With the rise of the US dollar since the middle of 2014, quite a lot of assets—as well as economies—have been affected. The Eurozone, BRICs, Frontier markets and commodity producers are all feeling the pain. Raw materials (via the Rogers International Commodity Total Return Fund (NYSE:RJI)) are declining, emerging market currencies are under pressure and EU growth is very tepid.
The picture isn’t all that rosy in the US either, as credit markets clearly show. High Yield (via iShares iBoxx $ High Yield Corporate Bond Fund (ARCA:HYG)) and Investment Grade (via iShares iBoxx $ Investment Grade Corporate Bond Fund (ARCA:LQD)) credit spreads have continued to rise since middle of 2014.
Certain readers will state that if we remove energy debt, credit spreads aren’t as high as the chart of the day shows. While this is true, readers should remember that the prudent investor should not cherry pick any data, during any period. Crises usually start in a selected sector and spread from there.
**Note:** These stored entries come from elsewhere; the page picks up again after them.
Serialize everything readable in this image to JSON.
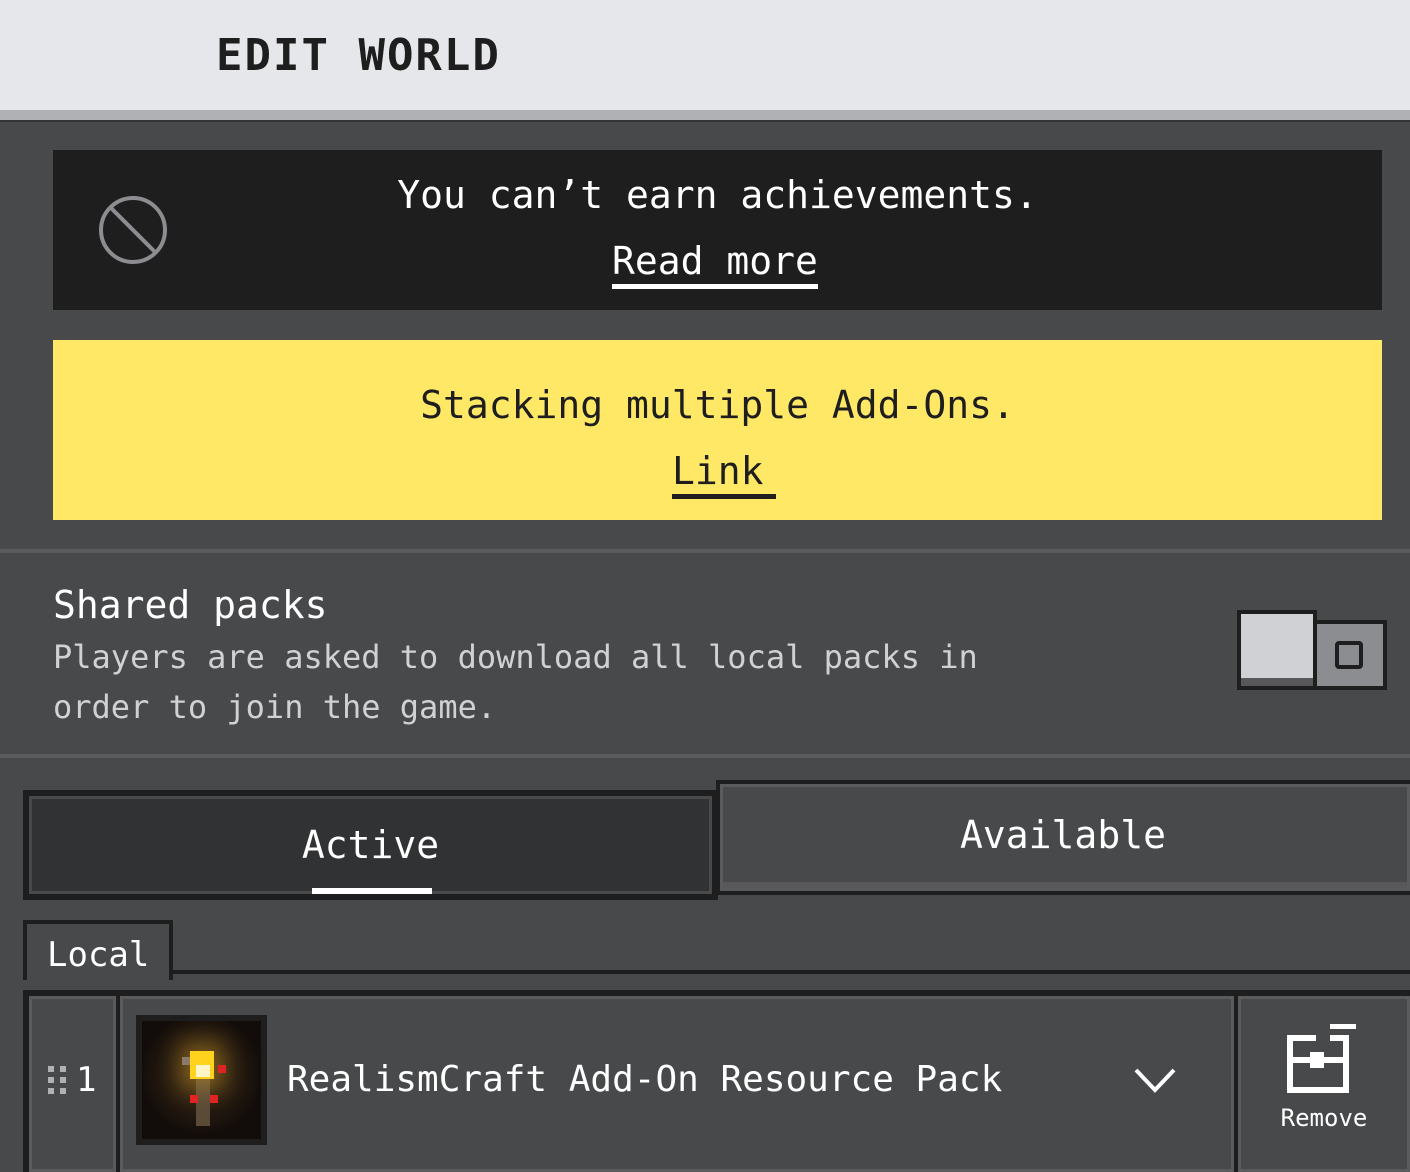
{
  "header": {
    "title": "EDIT WORLD"
  },
  "achievements_banner": {
    "icon": "ban-icon",
    "message": "You can’t earn achievements.",
    "link_label": "Read more"
  },
  "warning_banner": {
    "message": "Stacking multiple Add-Ons.",
    "link_label": "Link",
    "color": "#ffe866"
  },
  "shared_packs": {
    "title": "Shared packs",
    "description": "Players are asked to download all local packs in order to join the game.",
    "toggle_on": false
  },
  "tabs": [
    {
      "label": "Active",
      "selected": true
    },
    {
      "label": "Available",
      "selected": false
    }
  ],
  "section": {
    "label": "Local"
  },
  "packs": [
    {
      "index": "1",
      "name": "RealismCraft Add-On Resource Pack",
      "thumbnail_icon": "torch-icon",
      "expand_icon": "chevron-down-icon",
      "remove_icon": "remove-pack-icon",
      "remove_label": "Remove"
    }
  ],
  "colors": {
    "header_bg": "#e6e7ea",
    "body_bg": "#48494a",
    "dark_panel": "#1e1e1f",
    "warning_yellow": "#ffe866"
  }
}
In 2000, it was the Technology sector (Technology Select Sector SPDR (NYSE:XLK)) was the initial source. In 2006/07 it was the Financial sector (Financial Select Sector SPDR (ARCA:XLF)). Could today's problem be linked to the commodity producers? Energy and Materials (Energy Select Sector SPDR (ARCA:XLE) and Materials Select Sector SPDR (ARCA:XLB)) continue to struggle, as already been discussed.